Penggunaan video pendek melalui platform seperti TikTok, Instagram Reels, dan YouTube Shorts kini telah menjadi bagian yang tidak terpisahkan dari kehidupan remaja Indonesia. Meskipun menawarkan hiburan dan kreativitas, tren ini membawa kekhawatiran baru di kalangan pendidik dan psikolog, mengingat video berdurasi pendek secara perlahan mengubah pola belajar, cara berpikir, dan bahkan rentang konsentrasi generasi muda.
Fenomena ini mencerminkan pentingnya keterampilan kritis dalam menyikapi dampak perkembangan teknologi digital terhadap interaksi manusia dengan informasi. Berikut ini adalah beberapa dampak nyata yang perlu mendapat perhatian.
Smartphone, Video Pendek, dan Pola Konsumsi Informasi
Menurut laporan State of Mobile 2024 dari Data.ai, masyarakat Indonesia rata-rata menghabiskan waktu sekitar 6,05 jam per hari menggunakan smartphone, menjadikan Indonesia sebagai negara dengan durasi penggunaan ponsel tertinggi di dunia. Sebagian besar waktu tersebut tersedot untuk membuka aplikasi berbasis video pendek seperti TikTok dan Instagram Reels, yang masuk dalam lima besar aplikasi terpopuler di Indonesia pada beberapa tahun ke belakang.
Format video yang cepat, ringan, dan mudah dicerna membuat pengguna betah berlama-lama menatap layar. Namun, di balik kemudahan itu, terdapat kekhawatiran besar bahwa konsumsi konten instan dalam jangka panjang dapat mengikis kemampuan berpikir mendalam, memperpendek rentang konsentrasi, dan mengubah pola belajar remaja secara fundamental.
Konsentrasi yang Semakin Rapuh
Dengan dominasi video pendek dalam keseharian mereka, banyak remaja mulai kehilangan kemampuan untuk fokus dalam satu aktivitas dalam waktu lama. Ketika informasi dapat diserap dalam hitungan detik, aktivitas yang membutuhkan fokus panjang, seperti membaca buku, memahami artikel ilmiah, atau mengerjakan soal-soal kompleks, terasa membosankan dan berat. Fenomena ini menyebabkan durasi konsentrasi menurun drastis.
Sebagai contoh, belajar yang dulunya melibatkan kesabaran dan ketekunan kini harus bersaing dengan godaan untuk menggulir layar tanpa henti. Remaja yang terbiasa dengan format video singkat sering kali merasa terganggu jika diminta untuk melakukan kegiatan yang membutuhkan waktu dan konsentrasi lebih panjang. Hal ini mengarah pada pengurangan kemampuan mereka untuk bertahan dalam proses belajar yang membutuhkan ketekunan dan konsentrasi mendalam.

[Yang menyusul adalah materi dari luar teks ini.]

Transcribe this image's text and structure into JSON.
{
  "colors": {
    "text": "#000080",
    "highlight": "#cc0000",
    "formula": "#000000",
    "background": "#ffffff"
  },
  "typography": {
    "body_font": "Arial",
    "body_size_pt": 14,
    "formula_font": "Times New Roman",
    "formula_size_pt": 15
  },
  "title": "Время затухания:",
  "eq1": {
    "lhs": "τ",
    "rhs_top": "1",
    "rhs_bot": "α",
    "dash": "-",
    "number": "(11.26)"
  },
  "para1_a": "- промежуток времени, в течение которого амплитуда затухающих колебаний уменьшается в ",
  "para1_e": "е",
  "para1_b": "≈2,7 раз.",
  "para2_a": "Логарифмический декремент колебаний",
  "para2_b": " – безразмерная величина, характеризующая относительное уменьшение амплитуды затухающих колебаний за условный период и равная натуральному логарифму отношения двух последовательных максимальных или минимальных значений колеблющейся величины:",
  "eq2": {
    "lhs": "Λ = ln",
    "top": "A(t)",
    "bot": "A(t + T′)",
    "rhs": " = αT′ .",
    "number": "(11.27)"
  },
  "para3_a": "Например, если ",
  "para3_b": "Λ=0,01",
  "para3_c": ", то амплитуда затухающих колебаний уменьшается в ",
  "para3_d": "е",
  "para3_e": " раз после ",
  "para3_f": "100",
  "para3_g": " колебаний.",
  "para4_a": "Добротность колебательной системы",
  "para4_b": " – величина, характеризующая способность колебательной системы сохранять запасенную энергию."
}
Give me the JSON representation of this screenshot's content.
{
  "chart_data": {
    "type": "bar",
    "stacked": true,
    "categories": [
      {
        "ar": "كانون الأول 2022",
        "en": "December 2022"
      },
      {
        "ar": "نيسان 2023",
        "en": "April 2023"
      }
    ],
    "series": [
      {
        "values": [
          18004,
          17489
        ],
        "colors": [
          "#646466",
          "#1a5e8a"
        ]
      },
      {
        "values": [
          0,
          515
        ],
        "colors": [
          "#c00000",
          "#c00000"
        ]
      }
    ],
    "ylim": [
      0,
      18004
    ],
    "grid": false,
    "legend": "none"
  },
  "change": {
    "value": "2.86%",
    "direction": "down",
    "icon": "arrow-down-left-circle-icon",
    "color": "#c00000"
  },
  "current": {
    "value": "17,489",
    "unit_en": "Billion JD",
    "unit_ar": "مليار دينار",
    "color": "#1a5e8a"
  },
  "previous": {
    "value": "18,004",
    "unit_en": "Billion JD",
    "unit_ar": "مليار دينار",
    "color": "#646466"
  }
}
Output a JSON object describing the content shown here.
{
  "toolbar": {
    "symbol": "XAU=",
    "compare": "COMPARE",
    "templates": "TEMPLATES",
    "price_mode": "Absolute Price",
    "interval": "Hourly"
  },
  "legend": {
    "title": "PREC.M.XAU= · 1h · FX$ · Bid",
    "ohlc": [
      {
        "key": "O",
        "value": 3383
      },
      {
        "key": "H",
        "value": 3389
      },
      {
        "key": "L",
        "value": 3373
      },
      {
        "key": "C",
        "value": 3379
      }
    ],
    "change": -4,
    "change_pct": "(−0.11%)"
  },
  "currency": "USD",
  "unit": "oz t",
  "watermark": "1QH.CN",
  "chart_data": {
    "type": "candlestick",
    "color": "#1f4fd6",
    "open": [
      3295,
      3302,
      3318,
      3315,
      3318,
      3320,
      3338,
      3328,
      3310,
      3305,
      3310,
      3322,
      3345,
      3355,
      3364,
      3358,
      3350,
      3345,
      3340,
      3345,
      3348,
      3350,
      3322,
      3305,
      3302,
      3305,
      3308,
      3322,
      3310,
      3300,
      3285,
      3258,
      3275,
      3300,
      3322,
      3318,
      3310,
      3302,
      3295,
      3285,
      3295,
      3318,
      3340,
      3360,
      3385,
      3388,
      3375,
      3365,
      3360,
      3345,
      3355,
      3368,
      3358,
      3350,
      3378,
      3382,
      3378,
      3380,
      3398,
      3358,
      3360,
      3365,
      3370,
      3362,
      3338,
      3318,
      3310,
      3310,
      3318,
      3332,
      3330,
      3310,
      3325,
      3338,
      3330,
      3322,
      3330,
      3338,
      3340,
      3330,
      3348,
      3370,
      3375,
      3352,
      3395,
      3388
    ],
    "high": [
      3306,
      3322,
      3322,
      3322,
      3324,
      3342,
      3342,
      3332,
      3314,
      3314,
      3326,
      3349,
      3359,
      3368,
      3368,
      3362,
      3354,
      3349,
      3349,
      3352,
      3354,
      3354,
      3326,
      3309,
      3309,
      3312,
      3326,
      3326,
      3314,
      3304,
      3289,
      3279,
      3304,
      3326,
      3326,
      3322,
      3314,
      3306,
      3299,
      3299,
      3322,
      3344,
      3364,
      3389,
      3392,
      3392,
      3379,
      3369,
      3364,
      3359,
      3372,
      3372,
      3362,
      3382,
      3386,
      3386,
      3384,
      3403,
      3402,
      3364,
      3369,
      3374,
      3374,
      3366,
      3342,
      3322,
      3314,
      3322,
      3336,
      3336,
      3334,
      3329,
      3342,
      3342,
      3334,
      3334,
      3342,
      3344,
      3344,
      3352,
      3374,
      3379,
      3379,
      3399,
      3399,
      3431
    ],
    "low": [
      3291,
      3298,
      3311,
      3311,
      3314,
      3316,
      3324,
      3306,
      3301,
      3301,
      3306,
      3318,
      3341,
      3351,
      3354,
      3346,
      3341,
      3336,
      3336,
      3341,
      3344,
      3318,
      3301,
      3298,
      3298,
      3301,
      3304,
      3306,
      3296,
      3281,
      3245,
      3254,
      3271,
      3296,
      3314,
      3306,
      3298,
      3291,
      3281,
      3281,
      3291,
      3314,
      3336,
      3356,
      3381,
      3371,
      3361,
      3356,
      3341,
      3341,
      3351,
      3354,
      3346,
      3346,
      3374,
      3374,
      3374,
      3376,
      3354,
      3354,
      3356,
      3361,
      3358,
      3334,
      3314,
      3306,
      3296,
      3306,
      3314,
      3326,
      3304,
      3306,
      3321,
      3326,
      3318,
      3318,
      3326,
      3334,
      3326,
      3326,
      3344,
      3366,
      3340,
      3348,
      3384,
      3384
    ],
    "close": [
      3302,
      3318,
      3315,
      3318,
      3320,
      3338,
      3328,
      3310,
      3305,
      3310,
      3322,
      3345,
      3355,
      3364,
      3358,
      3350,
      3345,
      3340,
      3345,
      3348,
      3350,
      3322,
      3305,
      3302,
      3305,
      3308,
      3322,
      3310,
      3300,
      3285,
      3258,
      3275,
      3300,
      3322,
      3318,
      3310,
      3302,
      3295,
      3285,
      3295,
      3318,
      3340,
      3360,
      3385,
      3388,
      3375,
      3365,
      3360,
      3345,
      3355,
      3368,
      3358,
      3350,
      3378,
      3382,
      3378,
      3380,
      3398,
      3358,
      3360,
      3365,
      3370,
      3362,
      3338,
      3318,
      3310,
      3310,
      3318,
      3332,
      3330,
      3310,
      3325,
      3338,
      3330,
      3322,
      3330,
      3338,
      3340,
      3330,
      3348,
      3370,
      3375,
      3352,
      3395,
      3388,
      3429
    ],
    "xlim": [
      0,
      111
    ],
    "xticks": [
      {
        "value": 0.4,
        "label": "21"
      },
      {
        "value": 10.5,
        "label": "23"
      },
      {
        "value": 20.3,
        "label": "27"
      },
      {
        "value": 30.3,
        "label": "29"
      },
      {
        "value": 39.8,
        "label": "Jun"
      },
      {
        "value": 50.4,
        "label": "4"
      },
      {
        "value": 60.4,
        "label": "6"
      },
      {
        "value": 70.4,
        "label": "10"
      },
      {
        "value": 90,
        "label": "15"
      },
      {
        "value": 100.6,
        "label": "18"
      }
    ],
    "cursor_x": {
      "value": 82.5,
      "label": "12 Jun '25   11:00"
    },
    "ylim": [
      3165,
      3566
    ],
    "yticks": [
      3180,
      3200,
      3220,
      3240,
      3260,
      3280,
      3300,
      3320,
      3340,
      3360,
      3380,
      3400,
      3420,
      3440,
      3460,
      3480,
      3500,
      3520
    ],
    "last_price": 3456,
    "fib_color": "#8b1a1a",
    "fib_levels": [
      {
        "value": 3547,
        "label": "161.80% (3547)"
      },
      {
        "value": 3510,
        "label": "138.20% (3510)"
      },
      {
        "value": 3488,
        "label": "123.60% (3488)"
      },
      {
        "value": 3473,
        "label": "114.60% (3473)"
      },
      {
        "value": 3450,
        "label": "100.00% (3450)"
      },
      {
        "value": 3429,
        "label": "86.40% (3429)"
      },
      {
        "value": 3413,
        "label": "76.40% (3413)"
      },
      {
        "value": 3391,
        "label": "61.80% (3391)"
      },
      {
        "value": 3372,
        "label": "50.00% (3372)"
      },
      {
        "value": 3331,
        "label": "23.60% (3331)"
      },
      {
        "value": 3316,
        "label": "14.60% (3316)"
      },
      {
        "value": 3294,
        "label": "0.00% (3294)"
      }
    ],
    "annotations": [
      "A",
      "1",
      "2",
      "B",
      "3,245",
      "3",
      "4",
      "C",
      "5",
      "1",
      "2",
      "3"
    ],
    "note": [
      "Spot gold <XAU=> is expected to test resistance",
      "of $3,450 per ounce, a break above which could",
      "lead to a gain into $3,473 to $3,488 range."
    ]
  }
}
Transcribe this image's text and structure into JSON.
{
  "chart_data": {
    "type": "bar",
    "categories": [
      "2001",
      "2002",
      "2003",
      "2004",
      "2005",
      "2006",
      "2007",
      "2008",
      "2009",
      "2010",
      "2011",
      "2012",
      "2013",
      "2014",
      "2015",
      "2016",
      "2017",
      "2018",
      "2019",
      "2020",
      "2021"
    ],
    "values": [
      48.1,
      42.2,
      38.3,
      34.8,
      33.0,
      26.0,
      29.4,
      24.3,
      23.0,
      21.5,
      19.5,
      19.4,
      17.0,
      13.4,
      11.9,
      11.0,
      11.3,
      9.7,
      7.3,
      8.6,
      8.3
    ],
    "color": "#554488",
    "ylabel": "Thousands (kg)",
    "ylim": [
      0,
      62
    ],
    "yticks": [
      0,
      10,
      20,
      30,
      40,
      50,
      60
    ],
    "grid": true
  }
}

Belajar Visual: Cepat Dapat, Cepat Lupa
Video pendek juga mendorong format belajar yang mengutamakan visualisasi cepat. Dengan durasi video yang hanya berkisar antara 30 hingga 60 detik, informasi disampaikan dalam bentuk gambar, teks, dan suara yang mudah dicerna. Ini memang membuat proses belajar terasa lebih ringan dan menyenangkan, namun juga menyebabkan pemahaman menjadi dangkal. Remaja yang terbiasa belajar melalui video pendek cenderung menginginkan semua pengetahuan datang dengan cepat dan instan.
Ketika mereka dihadapkan pada materi yang lebih kompleks, yang membutuhkan analisis mendalam atau pemikiran kritis, banyak yang merasa frustrasi. Mereka lebih memilih untuk menyerah daripada mencoba untuk memahami materi secara utuh. Pembelajaran yang dulunya berbasis pada pemahaman mendalam kini berubah menjadi proses "menghafal sekilas." Ketergantungan pada visual yang cepat membuat remaja kesulitan mengingat detail penting dalam informasi yang lebih rumit.